Laurie burst out laughing and Lynn said, “I don’t want to go back to your place tonight, but, would you like to come to mine?”

“Do you know I’ve never stayed with you?”

“It’s not quite what you have,” Lynn said, “but…”

Laurie said, “If you’re there, that’s all that matters.”

“Every war?”

Chrisnodded.

“Not every war, but the First World War, World War Two, Korea. Vietnam.”

“Laurie fought in Vietnam?”

Chris shrugged.

“He says you can’t understand the country until you do. Maybe he’s right. He also said it’s not like he can die or anything.”

“But that’s not really true,” Lewis said. He had heard something in Chris’s voice.

“Huh?”

“It’s not really true is it? I mean, there are so many types of weapons and, you aren’t impervious to everything. You’ve even said some vampires die. So it’s not impossible for him to get killed. It’s just more unlikely.”
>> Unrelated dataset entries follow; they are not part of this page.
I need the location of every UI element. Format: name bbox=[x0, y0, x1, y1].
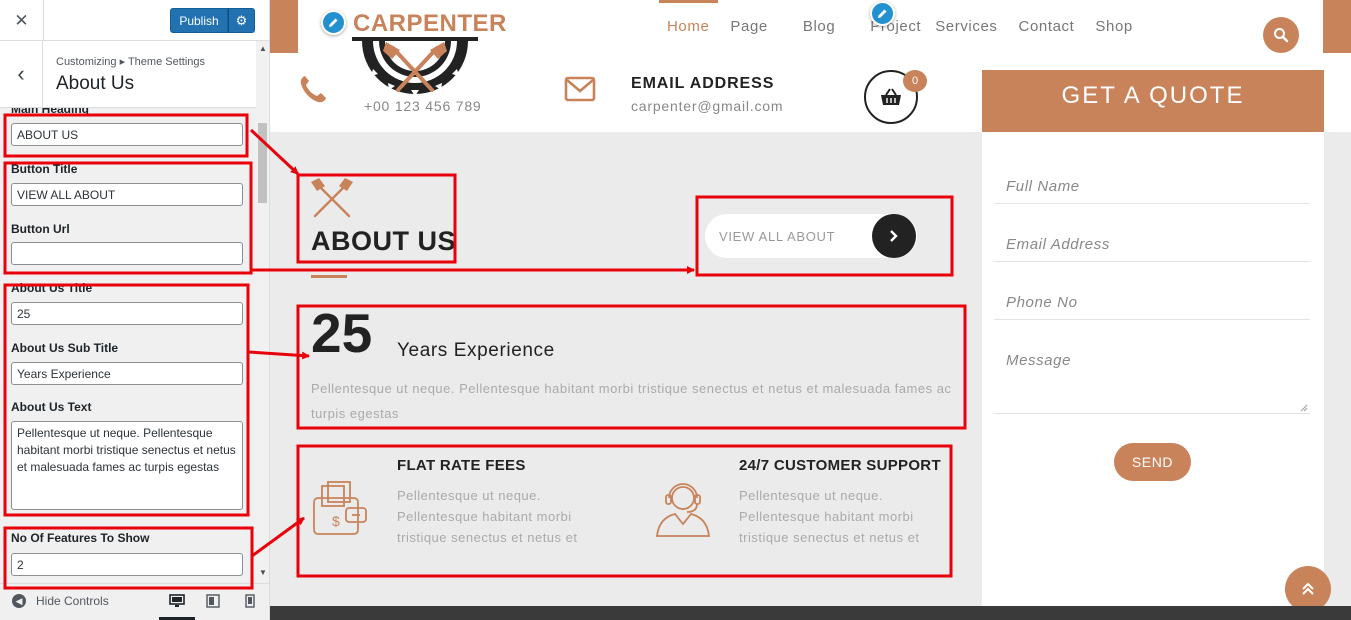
panel-header: ✕ Publish ⚙ bbox=[0, 0, 269, 41]
mobile-preview-icon[interactable] bbox=[238, 590, 262, 612]
features-count-label: No Of Features To Show bbox=[11, 531, 150, 545]
site-logo[interactable]: CARPENTER bbox=[340, 4, 506, 99]
double-chevron-up-icon bbox=[1302, 582, 1314, 595]
view-all-about-button[interactable]: VIEW ALL ABOUT bbox=[705, 214, 917, 258]
nav-shop[interactable]: Shop bbox=[1095, 18, 1132, 35]
nav-contact[interactable]: Contact bbox=[1019, 18, 1075, 35]
button-url-label: Button Url bbox=[11, 222, 70, 236]
main-nav: Home Page Blog Project Services Contact … bbox=[660, 0, 1154, 53]
about-title-label: About Us Title bbox=[11, 281, 93, 295]
gear-icon[interactable]: ⚙ bbox=[228, 8, 255, 33]
button-title-input[interactable]: VIEW ALL ABOUT bbox=[11, 183, 243, 206]
message-field[interactable]: Message bbox=[994, 344, 1310, 414]
axes-icon bbox=[311, 178, 353, 218]
hide-controls-label: Hide Controls bbox=[36, 594, 109, 608]
heading-underline bbox=[311, 275, 347, 278]
search-icon bbox=[1274, 28, 1289, 43]
about-subtitle-label: About Us Sub Title bbox=[11, 341, 119, 355]
phone-number: +00 123 456 789 bbox=[364, 98, 482, 114]
quote-form: Full Name Email Address Phone No Message… bbox=[982, 132, 1324, 606]
breadcrumb: Customizing ▸ Theme Settings bbox=[56, 56, 205, 68]
svg-text:$: $ bbox=[332, 513, 340, 529]
desktop-preview-icon[interactable] bbox=[165, 590, 189, 612]
chevron-right-icon bbox=[872, 214, 916, 258]
section-title: About Us bbox=[56, 73, 135, 94]
nav-services[interactable]: Services bbox=[935, 18, 997, 35]
hide-controls-button[interactable]: ◀ Hide Controls bbox=[12, 594, 109, 608]
logo-text: CARPENTER bbox=[353, 10, 507, 37]
wallet-icon: $ bbox=[313, 481, 367, 535]
scroll-up-icon[interactable]: ▲ bbox=[258, 44, 268, 53]
panel-footer: ◀ Hide Controls bbox=[0, 583, 269, 620]
email-field[interactable]: Email Address bbox=[994, 228, 1310, 262]
features-count-input[interactable]: 2 bbox=[11, 553, 243, 576]
next-section-strip bbox=[270, 606, 1351, 620]
tablet-preview-icon[interactable] bbox=[201, 590, 225, 612]
cart-count-badge: 0 bbox=[903, 70, 927, 92]
feature-title-2: 24/7 CUSTOMER SUPPORT bbox=[739, 457, 941, 474]
phone-icon bbox=[300, 76, 326, 103]
edit-pencil-icon[interactable] bbox=[321, 10, 346, 35]
about-text-textarea[interactable]: Pellentesque ut neque. Pellentesque habi… bbox=[11, 421, 243, 510]
header-accent-left bbox=[270, 0, 298, 53]
back-arrow-icon[interactable]: ‹ bbox=[0, 41, 43, 107]
section-header: ‹ Customizing ▸ Theme Settings About Us bbox=[0, 41, 256, 108]
feature-text-2: Pellentesque ut neque. Pellentesque habi… bbox=[739, 488, 920, 545]
about-heading: ABOUT US bbox=[311, 226, 456, 256]
scrollbar-thumb[interactable] bbox=[258, 123, 267, 203]
controls-list: Main Heading ABOUT US Button Title VIEW … bbox=[0, 108, 256, 583]
main-heading-label: Main Heading bbox=[11, 108, 90, 116]
send-button[interactable]: SEND bbox=[1114, 443, 1191, 481]
envelope-icon bbox=[564, 76, 596, 102]
feature-text-1: Pellentesque ut neque. Pellentesque habi… bbox=[397, 488, 578, 545]
email-value: carpenter@gmail.com bbox=[631, 98, 784, 114]
resize-handle-icon[interactable] bbox=[1300, 404, 1308, 412]
button-title-label: Button Title bbox=[11, 162, 78, 176]
close-icon[interactable]: ✕ bbox=[0, 0, 44, 41]
nav-home[interactable]: Home bbox=[667, 18, 709, 35]
email-label: EMAIL ADDRESS bbox=[631, 75, 775, 92]
site-preview: CARPENTER Home Page Blog Project Service… bbox=[270, 0, 1351, 620]
nav-page[interactable]: Page bbox=[730, 18, 767, 35]
experience-subtitle: Years Experience bbox=[397, 340, 555, 361]
view-all-label: VIEW ALL ABOUT bbox=[719, 229, 836, 244]
quote-title: GET A QUOTE bbox=[982, 70, 1324, 132]
about-title-input[interactable]: 25 bbox=[11, 302, 243, 325]
edit-pencil-icon[interactable] bbox=[870, 1, 895, 26]
customizer-panel: ✕ Publish ⚙ ‹ Customizing ▸ Theme Settin… bbox=[0, 0, 270, 620]
panel-scrollbar[interactable]: ▲ ▼ bbox=[256, 41, 269, 583]
headset-support-icon bbox=[655, 483, 711, 537]
nav-blog[interactable]: Blog bbox=[803, 18, 835, 35]
button-url-input[interactable] bbox=[11, 242, 243, 265]
main-heading-input[interactable]: ABOUT US bbox=[11, 123, 243, 146]
about-subtitle-input[interactable]: Years Experience bbox=[11, 362, 243, 385]
full-name-field[interactable]: Full Name bbox=[994, 170, 1310, 204]
about-text-label: About Us Text bbox=[11, 400, 92, 414]
about-text: Pellentesque ut neque. Pellentesque habi… bbox=[311, 381, 952, 421]
experience-number: 25 bbox=[311, 302, 373, 364]
search-button[interactable] bbox=[1263, 17, 1299, 53]
collapse-icon: ◀ bbox=[12, 594, 26, 608]
scroll-down-icon[interactable]: ▼ bbox=[258, 568, 268, 577]
feature-title-1: FLAT RATE FEES bbox=[397, 457, 526, 474]
phone-field[interactable]: Phone No bbox=[994, 286, 1310, 320]
header-accent-right bbox=[1323, 0, 1351, 53]
publish-button[interactable]: Publish bbox=[170, 8, 228, 33]
basket-icon bbox=[881, 88, 901, 105]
“Yes,” Chris said. “Yes. That was always my fear.”

“And the Gulf War?”

“The first one.”

“Afghanistan?’

“No,” Chris shook his head. “Not that one. I was relieved.”

“Because you love him.”

“Yes.” Chrissaid.

Suddenly Lewis said, “On the way back home Seth and I talked about a lot… We were lovers once. There is still an attraction between us. It is the magic between us, perhaps the family blood.”

“Laurie was my lover.”

“Yes, I thought it would be easier for you to tell me if I told you.”

“I didn’t know if you would mind knowing that.”

“Do you mind knowing about Seth?”

“Should I?”

“Seth does not compare to us, to what we are. I told him that, that our love was everything to me, and so Seth could never get in the way of that.”

“Yes,” Chris said. “That’s precisely how I feel.”